A recent blog from BBC.com suggests that the surging numbers of people who have given up hope that humans will be able to save themselves from the destruction we have brought to planet Earth are "doomers" and wrong. Yet, critics of doomers offer no substantive evidence to support that conclusion. Sure. They talk about some of the emerging technologies that have some promise of saving humanity from our collective destructive behavior. Sadly, the thing they neglect to address is the lack of willingness on the part of most humans to change in order to save the world as we know it.
Those of us who are "doomers" see the reality that the vast majority of humans, particularly those in the developed world, will not change their behaviors in any meaningful ways. In spite of our knowing about the threat of irreversible climate change for at least 40 years, our freeways are still packed with gas-guzzling vehicles; people still buy the latest and "greatest" cell phones way too often; few people grow any of their own food; very few homes have implemented alternative energy sources (and some fossil fuel based utility companies have successfully erected barriers to homes doing so), or do any kind of substantive conservation program and, politically, right-wing authoritarians who are climate deniers are on the rise globally.
On top of all of that, the science says that we have already passed multiple tipping points that would allow us to save ourselves. Even worse: projecting the notion that "there is still time" only promotes the notion that people can stay safe and comfortable in their old ways. That is fantasy. That is dangerous. That is not at all realistic. We advocate that people change their behavior now because it will have some chance of reducing the catastrophic impact in the future, not because we think it has any chance of stopping the total social collapse that is coming. Additionally, changing behavior now makes those who change immediately more capable of adapting to the crisis that is coming. The changes also make our lives better today.

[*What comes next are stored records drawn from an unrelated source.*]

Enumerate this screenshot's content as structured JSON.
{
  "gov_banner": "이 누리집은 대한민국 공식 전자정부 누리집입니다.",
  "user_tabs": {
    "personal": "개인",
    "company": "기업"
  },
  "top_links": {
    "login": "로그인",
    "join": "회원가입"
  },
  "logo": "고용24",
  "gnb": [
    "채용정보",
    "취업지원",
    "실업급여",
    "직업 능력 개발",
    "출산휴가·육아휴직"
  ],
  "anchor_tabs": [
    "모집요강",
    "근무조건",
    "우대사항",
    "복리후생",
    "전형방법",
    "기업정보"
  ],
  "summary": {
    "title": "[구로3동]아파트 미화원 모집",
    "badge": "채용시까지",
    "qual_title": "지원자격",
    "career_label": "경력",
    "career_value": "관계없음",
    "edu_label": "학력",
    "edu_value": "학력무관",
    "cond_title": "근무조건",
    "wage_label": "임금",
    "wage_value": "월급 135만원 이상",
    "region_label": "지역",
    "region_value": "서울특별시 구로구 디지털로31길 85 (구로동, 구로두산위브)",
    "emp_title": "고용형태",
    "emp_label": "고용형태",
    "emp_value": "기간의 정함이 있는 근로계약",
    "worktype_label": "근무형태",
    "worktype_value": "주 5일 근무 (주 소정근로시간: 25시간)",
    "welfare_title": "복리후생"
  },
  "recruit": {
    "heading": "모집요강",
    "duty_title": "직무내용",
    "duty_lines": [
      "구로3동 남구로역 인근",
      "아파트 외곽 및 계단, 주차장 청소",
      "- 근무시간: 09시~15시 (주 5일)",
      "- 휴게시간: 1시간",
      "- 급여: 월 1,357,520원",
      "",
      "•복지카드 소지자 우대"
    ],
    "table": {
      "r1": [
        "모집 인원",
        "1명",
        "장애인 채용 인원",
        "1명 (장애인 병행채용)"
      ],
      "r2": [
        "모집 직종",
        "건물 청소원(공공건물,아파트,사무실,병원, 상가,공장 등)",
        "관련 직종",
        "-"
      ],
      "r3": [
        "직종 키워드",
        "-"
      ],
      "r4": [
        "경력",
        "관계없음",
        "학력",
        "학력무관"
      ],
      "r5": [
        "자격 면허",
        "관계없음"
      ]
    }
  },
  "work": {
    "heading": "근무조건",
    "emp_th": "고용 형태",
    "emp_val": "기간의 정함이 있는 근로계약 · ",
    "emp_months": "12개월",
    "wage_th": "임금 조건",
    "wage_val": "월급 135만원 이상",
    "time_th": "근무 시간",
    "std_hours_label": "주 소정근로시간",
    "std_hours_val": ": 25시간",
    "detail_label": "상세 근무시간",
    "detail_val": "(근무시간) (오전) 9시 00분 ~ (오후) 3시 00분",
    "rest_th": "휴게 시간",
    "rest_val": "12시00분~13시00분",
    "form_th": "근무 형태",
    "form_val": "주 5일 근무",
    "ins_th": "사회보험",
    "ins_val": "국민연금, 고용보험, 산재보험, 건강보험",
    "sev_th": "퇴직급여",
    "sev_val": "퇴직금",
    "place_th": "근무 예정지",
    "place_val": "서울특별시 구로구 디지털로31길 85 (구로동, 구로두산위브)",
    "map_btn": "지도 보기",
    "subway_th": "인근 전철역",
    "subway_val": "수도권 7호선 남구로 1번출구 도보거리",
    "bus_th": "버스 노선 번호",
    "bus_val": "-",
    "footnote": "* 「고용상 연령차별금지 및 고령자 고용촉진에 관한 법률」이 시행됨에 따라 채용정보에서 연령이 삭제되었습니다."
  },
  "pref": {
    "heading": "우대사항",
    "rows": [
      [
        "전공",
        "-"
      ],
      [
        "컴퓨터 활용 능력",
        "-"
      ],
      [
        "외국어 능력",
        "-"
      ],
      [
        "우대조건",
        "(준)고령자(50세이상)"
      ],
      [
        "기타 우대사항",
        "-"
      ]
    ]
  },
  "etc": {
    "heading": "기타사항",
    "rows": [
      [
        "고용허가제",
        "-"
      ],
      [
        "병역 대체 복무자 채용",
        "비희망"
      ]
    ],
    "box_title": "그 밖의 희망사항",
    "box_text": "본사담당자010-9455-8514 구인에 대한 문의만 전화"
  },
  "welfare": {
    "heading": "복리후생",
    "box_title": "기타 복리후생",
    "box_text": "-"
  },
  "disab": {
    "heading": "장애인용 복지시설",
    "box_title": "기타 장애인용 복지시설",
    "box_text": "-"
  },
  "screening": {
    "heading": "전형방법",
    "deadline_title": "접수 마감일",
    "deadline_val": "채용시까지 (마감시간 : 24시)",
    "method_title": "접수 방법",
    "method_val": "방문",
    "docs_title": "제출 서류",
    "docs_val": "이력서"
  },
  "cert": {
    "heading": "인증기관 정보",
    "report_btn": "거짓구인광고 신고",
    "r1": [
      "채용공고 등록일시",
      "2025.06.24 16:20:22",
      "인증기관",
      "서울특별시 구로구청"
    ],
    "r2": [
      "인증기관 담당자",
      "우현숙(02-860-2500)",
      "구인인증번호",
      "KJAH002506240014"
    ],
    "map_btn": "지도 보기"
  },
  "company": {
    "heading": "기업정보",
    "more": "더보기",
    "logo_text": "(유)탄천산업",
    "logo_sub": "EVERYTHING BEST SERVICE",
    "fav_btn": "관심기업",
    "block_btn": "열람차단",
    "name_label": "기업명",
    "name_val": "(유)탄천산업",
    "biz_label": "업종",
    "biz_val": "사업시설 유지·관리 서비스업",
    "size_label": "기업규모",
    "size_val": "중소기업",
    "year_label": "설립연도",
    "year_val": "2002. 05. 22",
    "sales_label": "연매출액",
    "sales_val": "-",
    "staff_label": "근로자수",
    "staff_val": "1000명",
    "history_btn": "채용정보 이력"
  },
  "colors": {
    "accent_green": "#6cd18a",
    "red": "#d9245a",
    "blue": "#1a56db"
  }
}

What so-called "doomers" don't do is pretend the crisis isn't coming. That is a good thing. That is healthy. That is science and reality-based. Frankly, for many people, the crisis is already here. Every year, the numbers of displaced people from fires, floods, hurricanes, tornadoes and the wars resulting from depleting resources continues to grow. Severe impacts have already been felt in the most vulnerable communities--the poor, communities of color.
Denying reality is the real doom in this conversation. Pretending we can continue as we are is the real crisis.